This whole sordid mess was of course a product of a suffocating confessional society. But don't just blame the Pope of Rome and his clergy. Blame De Valera, blame Padraic Pearse, blame the vast majority of the citizenry who wallowed in this stifling culture. Scapegoating the nuns and asking why they didn't die of malnutrition is a grotesque cop out.
I agree perspective is needed, but that perspective needs to include all aspects of how these institutions were run and what went on. Certainly the conditions and how they arose and the culture that let them arise is one issue, but so is the culture of those who run the place that felt it ok to place/dump dead children into a spetic tank that was in use without any record of death or burial.
The other issue that is harder to ignore though is the focus here on this being an Irish problem. It isn't. And that sort of casts some doubt on where ire should be directed. Without doubt the state was complacent in all the issues, but then it's hard to understand why there would be similar issues in the Nun run institutions in Australia and America. I didn't know the influence of the Irish state extended quite so far and also countries not noted for their overwhelming Catholic influence on state affairs.
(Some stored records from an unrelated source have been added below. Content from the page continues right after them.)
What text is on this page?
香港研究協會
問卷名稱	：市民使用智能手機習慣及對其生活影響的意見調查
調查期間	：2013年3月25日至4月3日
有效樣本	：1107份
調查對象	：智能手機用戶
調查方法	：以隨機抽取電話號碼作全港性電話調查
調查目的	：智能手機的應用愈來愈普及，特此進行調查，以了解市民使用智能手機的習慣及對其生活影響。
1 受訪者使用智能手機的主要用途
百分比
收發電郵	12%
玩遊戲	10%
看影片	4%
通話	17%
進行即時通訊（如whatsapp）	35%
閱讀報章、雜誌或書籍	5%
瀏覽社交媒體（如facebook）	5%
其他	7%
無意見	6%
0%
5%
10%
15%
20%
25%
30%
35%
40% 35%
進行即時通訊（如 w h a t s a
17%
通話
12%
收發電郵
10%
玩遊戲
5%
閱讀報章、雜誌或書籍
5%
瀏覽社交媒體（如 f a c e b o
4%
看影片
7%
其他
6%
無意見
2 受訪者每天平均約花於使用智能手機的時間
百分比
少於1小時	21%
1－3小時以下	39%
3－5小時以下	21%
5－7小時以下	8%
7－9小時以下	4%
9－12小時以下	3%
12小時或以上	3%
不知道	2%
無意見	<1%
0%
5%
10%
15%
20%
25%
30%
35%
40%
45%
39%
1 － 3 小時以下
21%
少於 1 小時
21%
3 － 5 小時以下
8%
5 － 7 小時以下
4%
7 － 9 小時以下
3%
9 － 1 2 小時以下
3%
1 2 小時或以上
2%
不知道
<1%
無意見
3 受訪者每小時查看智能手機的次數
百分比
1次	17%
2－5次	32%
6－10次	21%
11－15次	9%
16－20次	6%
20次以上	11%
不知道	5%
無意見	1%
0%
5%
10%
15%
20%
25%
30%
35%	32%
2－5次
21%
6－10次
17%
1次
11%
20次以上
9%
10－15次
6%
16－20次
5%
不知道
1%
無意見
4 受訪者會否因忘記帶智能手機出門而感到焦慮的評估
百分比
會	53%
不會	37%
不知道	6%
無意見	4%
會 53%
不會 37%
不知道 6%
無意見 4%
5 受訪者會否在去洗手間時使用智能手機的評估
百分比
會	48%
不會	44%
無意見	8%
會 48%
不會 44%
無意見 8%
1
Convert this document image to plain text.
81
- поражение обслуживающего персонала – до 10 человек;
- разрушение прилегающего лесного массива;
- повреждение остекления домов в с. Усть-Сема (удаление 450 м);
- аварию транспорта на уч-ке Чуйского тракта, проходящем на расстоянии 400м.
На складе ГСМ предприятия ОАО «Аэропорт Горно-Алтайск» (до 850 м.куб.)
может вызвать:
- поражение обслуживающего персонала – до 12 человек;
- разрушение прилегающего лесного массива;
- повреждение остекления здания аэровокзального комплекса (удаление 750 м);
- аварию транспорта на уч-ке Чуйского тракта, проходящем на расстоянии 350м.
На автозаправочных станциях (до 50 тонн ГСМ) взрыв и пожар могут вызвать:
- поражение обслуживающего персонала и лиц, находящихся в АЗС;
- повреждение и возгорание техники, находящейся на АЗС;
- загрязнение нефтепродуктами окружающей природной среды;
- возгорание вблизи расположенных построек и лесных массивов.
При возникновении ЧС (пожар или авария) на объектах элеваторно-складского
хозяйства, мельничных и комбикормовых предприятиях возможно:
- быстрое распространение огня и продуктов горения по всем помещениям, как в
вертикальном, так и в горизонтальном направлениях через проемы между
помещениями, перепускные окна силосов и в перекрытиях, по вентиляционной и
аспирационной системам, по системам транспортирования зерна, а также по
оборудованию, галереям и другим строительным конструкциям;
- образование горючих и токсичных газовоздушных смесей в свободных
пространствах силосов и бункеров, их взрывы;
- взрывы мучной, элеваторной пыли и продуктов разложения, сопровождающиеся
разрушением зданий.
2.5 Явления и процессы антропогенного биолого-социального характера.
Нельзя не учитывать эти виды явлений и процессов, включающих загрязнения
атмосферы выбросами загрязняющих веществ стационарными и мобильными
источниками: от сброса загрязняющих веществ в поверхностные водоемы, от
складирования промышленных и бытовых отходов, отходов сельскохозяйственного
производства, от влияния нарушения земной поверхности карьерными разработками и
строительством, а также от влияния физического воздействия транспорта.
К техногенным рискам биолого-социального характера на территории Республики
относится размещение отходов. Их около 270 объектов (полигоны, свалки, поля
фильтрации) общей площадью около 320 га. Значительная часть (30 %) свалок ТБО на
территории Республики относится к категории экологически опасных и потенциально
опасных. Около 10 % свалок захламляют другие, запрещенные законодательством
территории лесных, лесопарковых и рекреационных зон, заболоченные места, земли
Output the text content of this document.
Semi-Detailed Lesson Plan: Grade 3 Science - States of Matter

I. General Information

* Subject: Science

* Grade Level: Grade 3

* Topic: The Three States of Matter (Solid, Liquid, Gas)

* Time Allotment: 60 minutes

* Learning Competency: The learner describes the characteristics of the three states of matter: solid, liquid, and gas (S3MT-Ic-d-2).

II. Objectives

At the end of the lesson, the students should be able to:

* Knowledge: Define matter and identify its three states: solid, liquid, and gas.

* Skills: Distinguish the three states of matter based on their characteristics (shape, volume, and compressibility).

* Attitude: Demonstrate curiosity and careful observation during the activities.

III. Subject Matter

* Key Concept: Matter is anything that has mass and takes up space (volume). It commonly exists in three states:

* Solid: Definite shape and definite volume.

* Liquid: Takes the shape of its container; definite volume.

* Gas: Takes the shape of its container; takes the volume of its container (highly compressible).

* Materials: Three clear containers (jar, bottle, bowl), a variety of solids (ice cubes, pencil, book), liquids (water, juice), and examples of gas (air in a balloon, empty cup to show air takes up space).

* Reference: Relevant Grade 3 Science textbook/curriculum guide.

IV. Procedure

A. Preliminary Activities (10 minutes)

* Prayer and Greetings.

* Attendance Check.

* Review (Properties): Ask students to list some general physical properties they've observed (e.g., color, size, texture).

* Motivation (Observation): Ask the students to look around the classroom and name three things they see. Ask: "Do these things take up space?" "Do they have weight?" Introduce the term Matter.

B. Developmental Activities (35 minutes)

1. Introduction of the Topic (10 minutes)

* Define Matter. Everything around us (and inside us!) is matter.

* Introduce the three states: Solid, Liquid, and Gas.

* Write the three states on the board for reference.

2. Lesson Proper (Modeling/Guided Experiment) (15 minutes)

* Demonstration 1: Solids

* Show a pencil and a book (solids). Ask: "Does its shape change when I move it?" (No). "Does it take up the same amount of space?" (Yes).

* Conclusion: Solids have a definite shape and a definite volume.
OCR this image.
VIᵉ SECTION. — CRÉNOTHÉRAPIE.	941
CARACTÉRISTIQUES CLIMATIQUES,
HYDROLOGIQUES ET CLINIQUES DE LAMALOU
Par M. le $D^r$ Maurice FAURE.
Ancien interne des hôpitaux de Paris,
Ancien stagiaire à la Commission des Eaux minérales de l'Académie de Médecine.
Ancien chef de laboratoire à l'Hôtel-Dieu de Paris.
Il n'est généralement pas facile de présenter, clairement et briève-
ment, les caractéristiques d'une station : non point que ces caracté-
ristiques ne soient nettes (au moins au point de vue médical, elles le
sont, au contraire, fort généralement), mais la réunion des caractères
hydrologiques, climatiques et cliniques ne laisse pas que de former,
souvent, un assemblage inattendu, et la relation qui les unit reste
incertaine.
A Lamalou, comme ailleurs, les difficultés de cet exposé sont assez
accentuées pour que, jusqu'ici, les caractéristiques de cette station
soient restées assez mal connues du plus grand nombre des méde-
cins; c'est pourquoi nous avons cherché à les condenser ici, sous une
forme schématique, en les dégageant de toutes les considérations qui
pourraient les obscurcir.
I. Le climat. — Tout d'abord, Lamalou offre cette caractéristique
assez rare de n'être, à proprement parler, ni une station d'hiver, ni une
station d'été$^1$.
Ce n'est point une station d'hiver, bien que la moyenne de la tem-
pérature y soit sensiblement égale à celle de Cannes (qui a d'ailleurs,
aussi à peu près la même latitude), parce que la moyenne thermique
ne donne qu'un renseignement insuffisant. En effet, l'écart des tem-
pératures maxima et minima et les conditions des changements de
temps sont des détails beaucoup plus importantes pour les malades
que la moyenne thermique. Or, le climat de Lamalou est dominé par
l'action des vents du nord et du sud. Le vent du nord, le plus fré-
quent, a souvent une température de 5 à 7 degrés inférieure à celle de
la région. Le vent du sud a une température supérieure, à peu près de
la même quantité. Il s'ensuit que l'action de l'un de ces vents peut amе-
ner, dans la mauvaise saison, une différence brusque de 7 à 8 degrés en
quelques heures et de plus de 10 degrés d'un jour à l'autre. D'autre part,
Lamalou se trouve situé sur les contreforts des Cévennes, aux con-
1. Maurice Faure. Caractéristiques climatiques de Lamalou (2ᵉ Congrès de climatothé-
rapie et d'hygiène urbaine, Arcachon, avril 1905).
Or is the common factor Irish Catholic Institutions?
The "placing" of babies in unmarked, undocumented graves is indicative of several things and this does include the tacit acceptance by the state and society. But it is indicative of a greater influence and culture across all church run insitutions and not just here, everywhere they operated.
Whether we look to blame the Pope or De Valera is up to individuals, but De Valera didn't exploit the Vatican's status as a separate state to remove all documentation on abuse and conditions in instutions immediately prior to the various inquiries in diplomatic pouches so that they couldn't be seized.
I'd be inclined to apportion blame across all those involved, tacit or direct if it were just an Irish problem. Every where there was an institution, there was abuse.
Look to the common denominator in that fact. It isn't the Irish State or the Irish people.